Общий замысел «Властелина Колец» со всей определенностью сложился у меня уже на самом раннем этапе: то есть считая с первого варианта главы 2 Книги I, написанной в 1930-х гг. Время от времени я составлял черновые наброски или краткие планы дальнейшего развития событий, на ближайшие несколько эпизодов или с дальним прицелом; но они пригождались редко: история развивалась словно бы сама по себе. Согласования удалось добиться — постольку-поскольку — путем постоянного переписывания от конца к началу. У меня был календарь со множеством колонок, где проставлялись даты и вкратце обозначалось, где в каждый из указанных дней находятся все главные действующие лица или группы и что они делают.
Последний том, разумеется, оказался самым трудным, поскольку к тому времени я накопил изрядное количество сюжетных долгов и создал несколько непростых проблем с подачей материала при собирании вместе разрозненных нитей. Однако проблема состояла не столько в «что случилось?», в чем я сомневался лишь изредка, — хотя меня хвалят за «богатую фантазию», отчетливых воспоминаний о том, чтобы я садился за стол и целенаправленно выдумывал какой бы то ни было эпизод, у меня не сохранилось, — сколько в том, чтобы упорядочить рассказ о происходящем. Решение не идеально. Неудивительно.
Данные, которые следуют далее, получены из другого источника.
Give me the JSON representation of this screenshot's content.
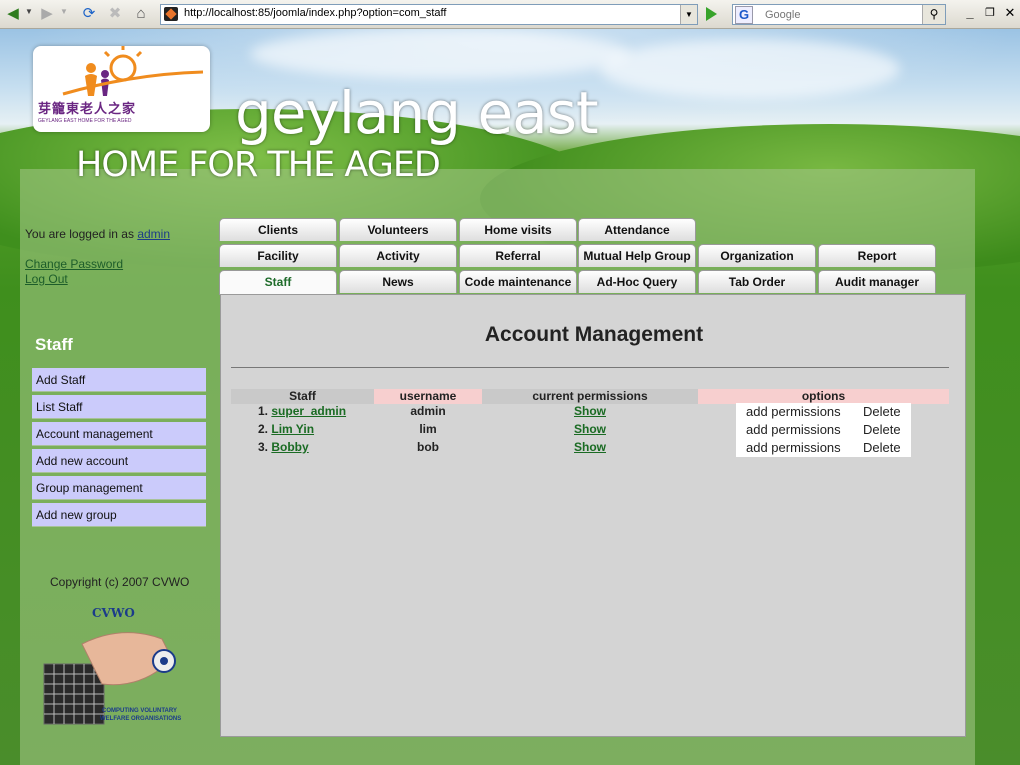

Очевидно, главная проблема такого рода состояла в том, как неожиданно привести Арагорна к снятию Осады и при этом сообщить читателям, что он поделывал до того. Если подробно рассказать об этом в должном месте (т. III, гл. 2), глава 6 просто погибла бы, хотя для самого эпизода оно вышло бы лучше. А если рассказать полностью или частично в ретроспекции, эти сведения устарели бы и затормозили бы действие (как это происходит в главе 9).
Решение, увы, несовершенное, свелось к тому, чтобы вырезать весь эпизод (который в полном варианте принадлежал бы скорее к «Саге об Арагорне, сыне Араторна», нежели к моей истории) и вкратце пересказать его финал во время неизбежной паузы после Пеленнорской битвы.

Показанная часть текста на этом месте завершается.